Vice President for Student Life Javaune Adams-Gaston featured the program in her weekly column March 30, noting that students moving off campus should make sure their house or apartment is “safe, secure and sustainable.”
“Signing a lease is a major step,” Adams-Gaston wrote. “It not only confirms where you will live, but it is also may be one of the first binding, legal contracts you will be asked to sign in your life. It’s important to have the best information possible before you make that commitment.”
According to the program’s website, its goals are to “reduce off-campus risks and hazards by providing students with information and strategies that enhance personal safety and home security, lower utility costs and raise environmental awareness by promoting sustainable living and help students and their families make well-informed decisions about off-campus housing options.”
A representative from University Manors said the company has signed up for the program, however, no home visits have taken place in its units as of Tuesday.

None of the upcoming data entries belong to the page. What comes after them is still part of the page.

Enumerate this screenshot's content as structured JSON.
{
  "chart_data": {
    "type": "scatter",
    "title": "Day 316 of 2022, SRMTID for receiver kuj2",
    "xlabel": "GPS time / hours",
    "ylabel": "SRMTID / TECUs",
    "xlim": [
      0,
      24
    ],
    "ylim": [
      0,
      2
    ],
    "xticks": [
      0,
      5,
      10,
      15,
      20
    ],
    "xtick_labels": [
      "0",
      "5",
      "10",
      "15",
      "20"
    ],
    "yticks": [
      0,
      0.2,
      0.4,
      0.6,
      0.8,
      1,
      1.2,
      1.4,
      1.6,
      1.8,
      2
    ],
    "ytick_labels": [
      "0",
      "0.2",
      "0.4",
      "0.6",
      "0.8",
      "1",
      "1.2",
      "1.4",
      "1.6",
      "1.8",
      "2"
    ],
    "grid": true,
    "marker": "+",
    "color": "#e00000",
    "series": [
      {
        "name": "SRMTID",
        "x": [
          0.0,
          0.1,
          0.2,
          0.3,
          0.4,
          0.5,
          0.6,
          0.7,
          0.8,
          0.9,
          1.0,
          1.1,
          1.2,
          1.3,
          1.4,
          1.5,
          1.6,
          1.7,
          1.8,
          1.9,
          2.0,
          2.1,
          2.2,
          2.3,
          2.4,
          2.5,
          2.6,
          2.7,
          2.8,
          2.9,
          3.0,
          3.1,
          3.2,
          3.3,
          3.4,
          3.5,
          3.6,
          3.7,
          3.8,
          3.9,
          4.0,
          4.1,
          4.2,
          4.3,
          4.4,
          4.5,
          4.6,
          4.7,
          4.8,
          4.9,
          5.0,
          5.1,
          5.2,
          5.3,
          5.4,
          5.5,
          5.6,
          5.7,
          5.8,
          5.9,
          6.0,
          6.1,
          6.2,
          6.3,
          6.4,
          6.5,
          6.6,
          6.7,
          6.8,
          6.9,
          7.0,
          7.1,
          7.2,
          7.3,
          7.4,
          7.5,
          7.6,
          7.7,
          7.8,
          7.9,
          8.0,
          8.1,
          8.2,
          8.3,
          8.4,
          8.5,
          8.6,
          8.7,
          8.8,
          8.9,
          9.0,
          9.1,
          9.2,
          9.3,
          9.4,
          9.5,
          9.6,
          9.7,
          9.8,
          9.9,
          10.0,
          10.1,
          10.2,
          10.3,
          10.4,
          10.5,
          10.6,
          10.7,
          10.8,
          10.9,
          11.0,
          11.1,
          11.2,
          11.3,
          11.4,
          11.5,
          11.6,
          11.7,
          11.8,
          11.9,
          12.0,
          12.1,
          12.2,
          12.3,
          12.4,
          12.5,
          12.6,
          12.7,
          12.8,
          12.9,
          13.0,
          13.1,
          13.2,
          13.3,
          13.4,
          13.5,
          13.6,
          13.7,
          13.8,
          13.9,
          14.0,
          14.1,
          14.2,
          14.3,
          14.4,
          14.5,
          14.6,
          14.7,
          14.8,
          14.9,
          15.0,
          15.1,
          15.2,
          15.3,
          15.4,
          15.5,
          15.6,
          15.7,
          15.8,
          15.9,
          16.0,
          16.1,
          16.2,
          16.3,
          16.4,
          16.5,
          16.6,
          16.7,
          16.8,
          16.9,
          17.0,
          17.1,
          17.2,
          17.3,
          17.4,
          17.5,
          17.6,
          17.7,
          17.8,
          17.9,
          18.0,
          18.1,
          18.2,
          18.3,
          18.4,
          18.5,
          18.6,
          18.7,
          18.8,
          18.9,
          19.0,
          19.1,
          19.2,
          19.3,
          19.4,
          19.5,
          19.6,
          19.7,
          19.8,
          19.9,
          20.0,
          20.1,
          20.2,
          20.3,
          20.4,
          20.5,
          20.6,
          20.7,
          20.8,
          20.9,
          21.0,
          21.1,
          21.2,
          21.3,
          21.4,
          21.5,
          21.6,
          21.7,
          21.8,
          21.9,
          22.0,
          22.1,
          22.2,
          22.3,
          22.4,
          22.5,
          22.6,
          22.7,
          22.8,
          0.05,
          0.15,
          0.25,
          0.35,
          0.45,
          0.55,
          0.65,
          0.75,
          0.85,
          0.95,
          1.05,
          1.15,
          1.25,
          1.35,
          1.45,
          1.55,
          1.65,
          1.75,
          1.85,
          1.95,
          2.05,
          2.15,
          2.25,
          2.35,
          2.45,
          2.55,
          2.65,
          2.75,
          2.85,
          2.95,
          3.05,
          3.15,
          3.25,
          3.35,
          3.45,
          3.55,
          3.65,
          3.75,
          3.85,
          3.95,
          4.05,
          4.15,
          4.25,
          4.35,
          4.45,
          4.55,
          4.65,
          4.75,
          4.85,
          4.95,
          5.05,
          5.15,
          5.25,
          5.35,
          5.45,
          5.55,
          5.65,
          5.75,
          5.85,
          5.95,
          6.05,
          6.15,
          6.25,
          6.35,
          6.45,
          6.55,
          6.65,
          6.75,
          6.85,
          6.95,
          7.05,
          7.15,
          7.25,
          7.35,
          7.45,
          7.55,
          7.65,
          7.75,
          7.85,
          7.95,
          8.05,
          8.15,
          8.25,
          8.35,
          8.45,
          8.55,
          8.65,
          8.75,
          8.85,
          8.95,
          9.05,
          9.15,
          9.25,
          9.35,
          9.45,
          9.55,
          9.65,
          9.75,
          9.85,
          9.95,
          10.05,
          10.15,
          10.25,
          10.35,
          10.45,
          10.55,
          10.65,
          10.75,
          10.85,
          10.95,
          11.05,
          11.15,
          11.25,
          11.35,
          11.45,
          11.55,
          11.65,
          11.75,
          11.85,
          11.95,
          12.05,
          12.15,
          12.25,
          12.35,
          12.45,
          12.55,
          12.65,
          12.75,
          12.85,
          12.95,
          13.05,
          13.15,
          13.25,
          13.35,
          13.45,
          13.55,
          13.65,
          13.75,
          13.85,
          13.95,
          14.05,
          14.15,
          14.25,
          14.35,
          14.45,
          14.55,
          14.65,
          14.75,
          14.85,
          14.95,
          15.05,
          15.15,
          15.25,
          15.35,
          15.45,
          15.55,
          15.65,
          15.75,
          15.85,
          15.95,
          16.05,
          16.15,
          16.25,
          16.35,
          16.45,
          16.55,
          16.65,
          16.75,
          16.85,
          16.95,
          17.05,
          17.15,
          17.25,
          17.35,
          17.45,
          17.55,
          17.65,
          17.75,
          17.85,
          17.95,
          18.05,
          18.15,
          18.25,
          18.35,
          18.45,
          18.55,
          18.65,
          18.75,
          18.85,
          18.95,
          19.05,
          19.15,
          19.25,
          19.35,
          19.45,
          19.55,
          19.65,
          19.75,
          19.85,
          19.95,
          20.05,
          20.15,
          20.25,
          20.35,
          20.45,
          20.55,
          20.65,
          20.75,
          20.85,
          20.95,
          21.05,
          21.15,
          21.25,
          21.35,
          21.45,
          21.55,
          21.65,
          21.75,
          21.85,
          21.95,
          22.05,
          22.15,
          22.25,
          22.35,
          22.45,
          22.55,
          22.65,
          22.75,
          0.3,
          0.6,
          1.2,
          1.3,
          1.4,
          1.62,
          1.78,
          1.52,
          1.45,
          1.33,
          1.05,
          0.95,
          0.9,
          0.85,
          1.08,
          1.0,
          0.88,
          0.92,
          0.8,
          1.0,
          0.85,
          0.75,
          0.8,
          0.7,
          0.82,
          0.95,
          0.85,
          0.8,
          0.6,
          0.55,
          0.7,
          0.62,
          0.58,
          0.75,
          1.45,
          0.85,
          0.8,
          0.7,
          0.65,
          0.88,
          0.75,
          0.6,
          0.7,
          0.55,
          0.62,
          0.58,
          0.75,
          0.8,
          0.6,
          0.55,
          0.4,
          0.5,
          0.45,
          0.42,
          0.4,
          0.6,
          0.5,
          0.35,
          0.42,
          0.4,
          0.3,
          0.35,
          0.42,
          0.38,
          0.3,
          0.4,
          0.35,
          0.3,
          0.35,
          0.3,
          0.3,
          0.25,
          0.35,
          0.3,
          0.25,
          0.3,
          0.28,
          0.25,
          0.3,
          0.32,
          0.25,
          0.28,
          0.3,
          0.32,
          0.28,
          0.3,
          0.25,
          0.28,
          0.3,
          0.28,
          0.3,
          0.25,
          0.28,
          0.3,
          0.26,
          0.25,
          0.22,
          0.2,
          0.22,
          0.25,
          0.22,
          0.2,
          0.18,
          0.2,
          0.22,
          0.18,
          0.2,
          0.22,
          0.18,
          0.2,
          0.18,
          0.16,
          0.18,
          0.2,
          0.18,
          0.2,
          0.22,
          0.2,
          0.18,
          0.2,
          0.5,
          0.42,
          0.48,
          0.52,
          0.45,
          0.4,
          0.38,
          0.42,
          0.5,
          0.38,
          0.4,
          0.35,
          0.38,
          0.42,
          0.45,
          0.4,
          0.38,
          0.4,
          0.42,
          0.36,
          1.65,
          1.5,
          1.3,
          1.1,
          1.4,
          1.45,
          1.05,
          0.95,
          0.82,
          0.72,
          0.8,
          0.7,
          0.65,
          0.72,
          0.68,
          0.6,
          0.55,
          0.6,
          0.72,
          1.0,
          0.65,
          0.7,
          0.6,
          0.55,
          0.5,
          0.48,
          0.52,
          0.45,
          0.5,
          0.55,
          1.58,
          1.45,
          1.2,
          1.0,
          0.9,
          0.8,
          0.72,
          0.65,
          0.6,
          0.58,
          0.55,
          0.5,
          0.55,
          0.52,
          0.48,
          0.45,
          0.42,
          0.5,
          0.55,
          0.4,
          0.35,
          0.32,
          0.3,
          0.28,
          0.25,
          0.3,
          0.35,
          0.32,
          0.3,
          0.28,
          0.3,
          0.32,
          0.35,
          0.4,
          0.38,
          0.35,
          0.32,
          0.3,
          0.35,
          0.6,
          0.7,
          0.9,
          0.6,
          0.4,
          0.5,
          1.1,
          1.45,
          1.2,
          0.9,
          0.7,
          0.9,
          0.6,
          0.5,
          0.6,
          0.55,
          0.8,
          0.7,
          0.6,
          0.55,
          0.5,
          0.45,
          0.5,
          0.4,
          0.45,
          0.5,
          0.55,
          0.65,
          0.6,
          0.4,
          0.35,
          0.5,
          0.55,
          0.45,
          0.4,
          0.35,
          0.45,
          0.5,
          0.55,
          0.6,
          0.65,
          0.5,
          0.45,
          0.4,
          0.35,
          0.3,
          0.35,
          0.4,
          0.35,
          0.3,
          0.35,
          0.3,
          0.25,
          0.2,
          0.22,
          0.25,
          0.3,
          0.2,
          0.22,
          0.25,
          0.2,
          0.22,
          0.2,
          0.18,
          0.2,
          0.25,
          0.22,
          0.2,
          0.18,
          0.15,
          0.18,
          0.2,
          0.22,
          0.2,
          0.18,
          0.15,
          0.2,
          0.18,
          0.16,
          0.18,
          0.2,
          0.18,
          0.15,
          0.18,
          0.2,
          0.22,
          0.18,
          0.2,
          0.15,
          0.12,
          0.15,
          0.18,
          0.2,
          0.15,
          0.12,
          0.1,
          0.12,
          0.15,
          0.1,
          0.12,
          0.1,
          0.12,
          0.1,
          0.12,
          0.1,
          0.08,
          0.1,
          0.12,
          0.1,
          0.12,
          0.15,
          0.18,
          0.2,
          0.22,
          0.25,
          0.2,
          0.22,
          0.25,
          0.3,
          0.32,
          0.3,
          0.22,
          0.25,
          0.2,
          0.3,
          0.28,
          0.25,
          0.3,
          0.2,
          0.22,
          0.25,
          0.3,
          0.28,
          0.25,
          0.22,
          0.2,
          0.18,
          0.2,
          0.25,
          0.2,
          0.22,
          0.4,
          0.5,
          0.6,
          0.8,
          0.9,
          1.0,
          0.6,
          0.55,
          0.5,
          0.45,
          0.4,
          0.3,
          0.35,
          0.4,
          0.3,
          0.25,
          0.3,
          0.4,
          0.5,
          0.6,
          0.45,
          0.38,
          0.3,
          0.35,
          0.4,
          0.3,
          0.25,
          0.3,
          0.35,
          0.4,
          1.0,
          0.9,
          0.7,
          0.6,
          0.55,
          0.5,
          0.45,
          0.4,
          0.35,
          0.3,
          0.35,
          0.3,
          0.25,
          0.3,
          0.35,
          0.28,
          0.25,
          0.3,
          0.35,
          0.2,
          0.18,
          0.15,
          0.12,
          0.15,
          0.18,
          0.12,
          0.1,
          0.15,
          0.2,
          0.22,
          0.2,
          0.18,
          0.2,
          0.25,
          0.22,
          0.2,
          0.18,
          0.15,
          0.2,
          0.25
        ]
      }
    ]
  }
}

Sanchez emphasized the importance of education in students’ understanding of the best ways to keep their off-campus living environment as safe as possible.
He added that he hopes to see other universities following OSU’s lead, as there are few programs similar to the Off-Campus Housing Excellence Program at other institutions.
“A lot of other universities have called us also asking about the program and how it’s worked, asking us for some tips and advice on how to start similar programs, so we’re hoping that it spreads across the country because there’s nothing more important than student safety,” he said.